The Potters’ Market

The Potters' Market 2015 fox pot

[Update: The Potters’ Market has been cancelled for May 31, 2015, due to a forecast of strong wind gusts, cold and more rain. But please peruse my photos of the previous day.]

It’s indicative of Guelph’s fertile character that one of the cultural events most anticipated (at least among people I know) is a pottery festival. This is not to say that there aren’t many more exciting things to do, more important and more widely attended: Hillside Music Festival, Eden Mills Writers’ Festival, the jazz festival, the film festival, the studio tour, Art on the Street, Fair November, Faery Fest Inc.’s Enchanted Ground and Guelph Pride, to name a few.

What’s surprising about The Potters’ Market is its quality. The website lists 55 vendors this year, and every single one of them creates works of art. Everyone seems to be talking about it. Everyone goes, if they can.

I’ve collected pottery all my life, not on a large scale, but I still have several small spice pots acquired during my teens and twenties. These were beautiful in themselves. But the tools available to potters must have increased exponentially in the past three decades, considering the diaphanous splendour of contemporary ceramics.

Click any of the thumbnails below to view the larger images in a carousel.

One of the things I love about pottery is how, even with such diverse colour and technique, it inevitably expresses the earth from which it emerges. This might be naive because I’ve hardly ever made any pottery myself, but I think you must be inherently grounded in something to make good pots. Everywhere I look I see colours and textures of lava, foliage, sea foam, fungi. These are the kinds of images I like to collect for inspiration.

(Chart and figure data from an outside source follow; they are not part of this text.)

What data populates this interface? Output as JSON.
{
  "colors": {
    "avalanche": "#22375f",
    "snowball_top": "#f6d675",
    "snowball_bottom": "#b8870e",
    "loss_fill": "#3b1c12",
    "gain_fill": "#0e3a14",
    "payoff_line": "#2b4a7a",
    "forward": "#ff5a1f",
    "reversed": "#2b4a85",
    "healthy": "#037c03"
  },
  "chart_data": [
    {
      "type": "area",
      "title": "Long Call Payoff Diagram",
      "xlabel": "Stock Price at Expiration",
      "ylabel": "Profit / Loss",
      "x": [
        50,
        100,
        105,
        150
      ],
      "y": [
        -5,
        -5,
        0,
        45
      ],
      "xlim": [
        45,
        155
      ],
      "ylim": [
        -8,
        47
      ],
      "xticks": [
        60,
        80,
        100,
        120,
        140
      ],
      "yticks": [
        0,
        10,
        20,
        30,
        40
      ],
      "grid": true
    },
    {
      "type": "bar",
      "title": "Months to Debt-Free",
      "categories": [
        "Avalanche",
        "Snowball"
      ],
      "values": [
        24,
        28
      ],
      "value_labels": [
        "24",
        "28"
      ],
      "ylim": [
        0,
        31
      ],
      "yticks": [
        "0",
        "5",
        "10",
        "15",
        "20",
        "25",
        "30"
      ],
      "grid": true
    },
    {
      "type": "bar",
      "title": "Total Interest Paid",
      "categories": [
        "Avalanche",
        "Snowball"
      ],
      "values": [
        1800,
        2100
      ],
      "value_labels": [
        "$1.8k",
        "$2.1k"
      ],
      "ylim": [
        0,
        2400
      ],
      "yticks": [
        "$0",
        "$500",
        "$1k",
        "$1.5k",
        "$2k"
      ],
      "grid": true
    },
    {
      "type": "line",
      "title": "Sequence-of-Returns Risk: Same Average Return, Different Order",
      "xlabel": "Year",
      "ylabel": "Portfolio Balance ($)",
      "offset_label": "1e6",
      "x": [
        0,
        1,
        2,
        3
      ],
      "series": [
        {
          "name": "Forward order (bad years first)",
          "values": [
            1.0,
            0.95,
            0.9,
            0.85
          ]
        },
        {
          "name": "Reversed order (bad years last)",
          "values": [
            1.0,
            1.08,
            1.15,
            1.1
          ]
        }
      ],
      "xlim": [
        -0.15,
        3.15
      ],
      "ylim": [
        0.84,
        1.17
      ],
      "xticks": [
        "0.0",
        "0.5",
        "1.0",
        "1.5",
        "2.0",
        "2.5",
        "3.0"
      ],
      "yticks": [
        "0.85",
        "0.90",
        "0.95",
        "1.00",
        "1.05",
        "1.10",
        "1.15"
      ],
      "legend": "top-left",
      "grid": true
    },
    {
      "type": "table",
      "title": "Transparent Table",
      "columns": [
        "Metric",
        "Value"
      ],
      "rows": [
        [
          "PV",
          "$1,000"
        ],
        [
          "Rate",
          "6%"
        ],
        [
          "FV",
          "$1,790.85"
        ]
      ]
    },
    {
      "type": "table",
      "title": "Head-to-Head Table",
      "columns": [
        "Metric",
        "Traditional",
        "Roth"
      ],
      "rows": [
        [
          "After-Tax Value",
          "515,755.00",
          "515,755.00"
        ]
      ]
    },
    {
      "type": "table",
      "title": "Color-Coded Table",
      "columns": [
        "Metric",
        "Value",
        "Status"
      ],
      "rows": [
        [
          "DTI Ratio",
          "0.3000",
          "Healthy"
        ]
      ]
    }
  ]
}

My partner and I are gradually adding to a small collection of gorgeous, handmade coffee mugs.

The Potters’ Market continues tomorrow, May 31, 2015, from 10 to 5 if you’re lucky to be within driving distance from Guelph. It takes place at the historic Goldie Mill Park. Otherwise, I believe it always happens the last weekend of May. I hope you don’t get drenched as we did, but it’s a warm summer rain and pottery doesn’t dissolve like people do.